The superalignment team was not the only team pondering the question of how to keep AI under control, although it was publicly positioned as the main one working on the most far-off version of that problem. The blog post announcing the superalignment team last summer stated: “Currently, we don’t have a solution for steering or controlling a potentially superintelligent AI, and preventing it from going rogue.”

OpenAI’s charter binds it to safely developing so-called artificial general intelligence, or technology that rivals or exceeds humans, safely and for the benefit of humanity. Sutskever and other leaders there have often spoken about the need to proceed cautiously. But OpenAI has also been early to develop and publicly release experimental AI projects to the public.
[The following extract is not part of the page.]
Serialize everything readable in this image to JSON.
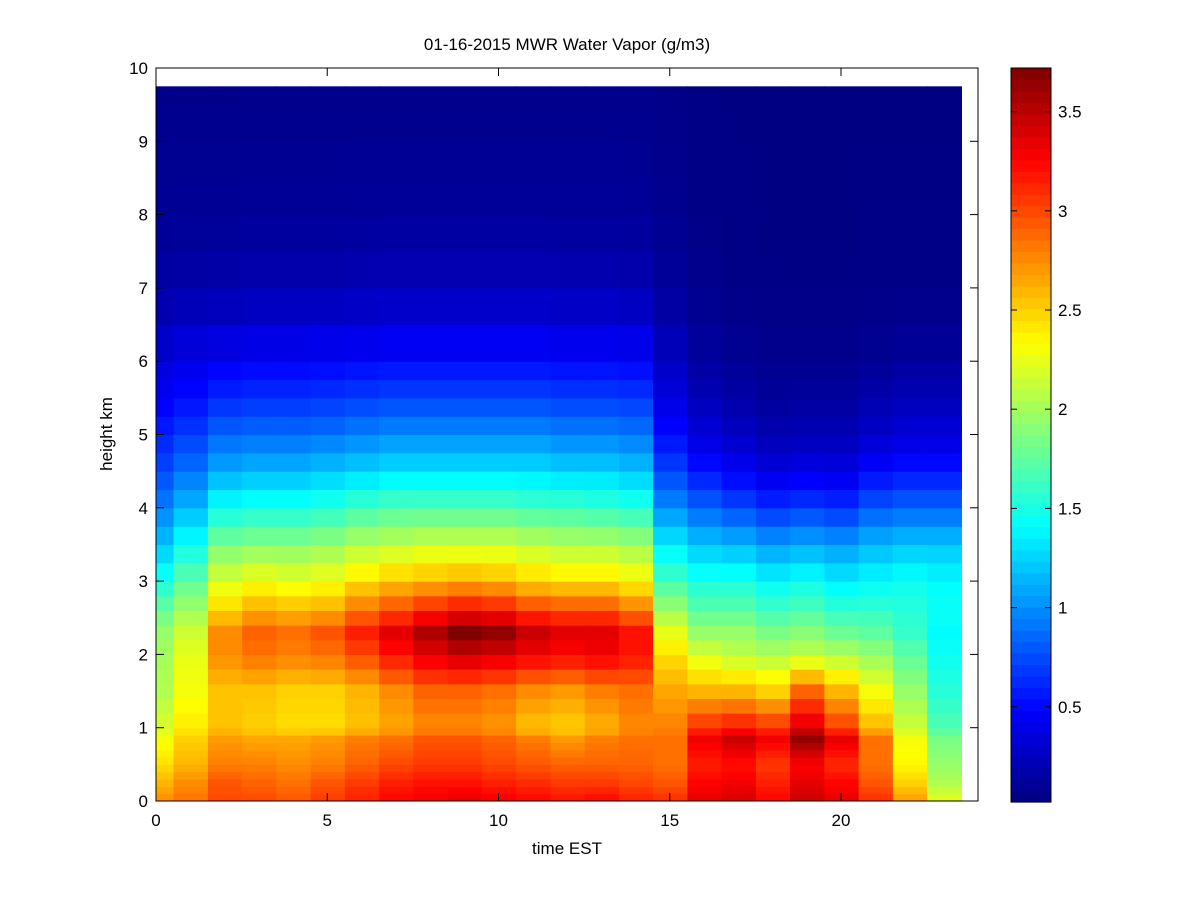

OpenAI was once unusual among prominent AI labs for the eagerness with which research leaders like Sutskever talked of creating superhuman AI and of the potential for such technology to turn on humanity. That kind of doomy AI talk became much more widespread last year after ChatGPT turned OpenAI into the most prominent and closely watched technology company on the planet. As researchers and policymakers wrestled with the implications of ChatGPT and the prospect of vastly more capable AI, it became less controversial to worry about AI harming humans or humanity as a whole.

The existential angst has since cooled—and AI has yet to make another massive leap—but the need for AI regulation remains a hot topic. And this week OpenAI showcased a new version of ChatGPT that could once again change people’s relationship with the technology in powerful and perhaps problematic new ways.

The departures of Sutskever and Leike come shortly after OpenAI’s latest big reveal—a new “multimodal” AI model called GPT-4o that allows ChatGPT to see the world and converse in a more natural and humanlike way. A livestreamed demonstration showed the new version of ChatGPT mimicking human emotions and even attempting to flirt with users. OpenAI has said it will make the new interface available to paid users within a couple of weeks.

There is no indication that the recent departures have anything to do with OpenAI’s efforts to develop more humanlike AI or to ship products. But the latest advances do raise ethical questions around privacy, emotional manipulation, and cybersecurity risks. OpenAI maintains another research group called the Preparedness team that focuses on these issues.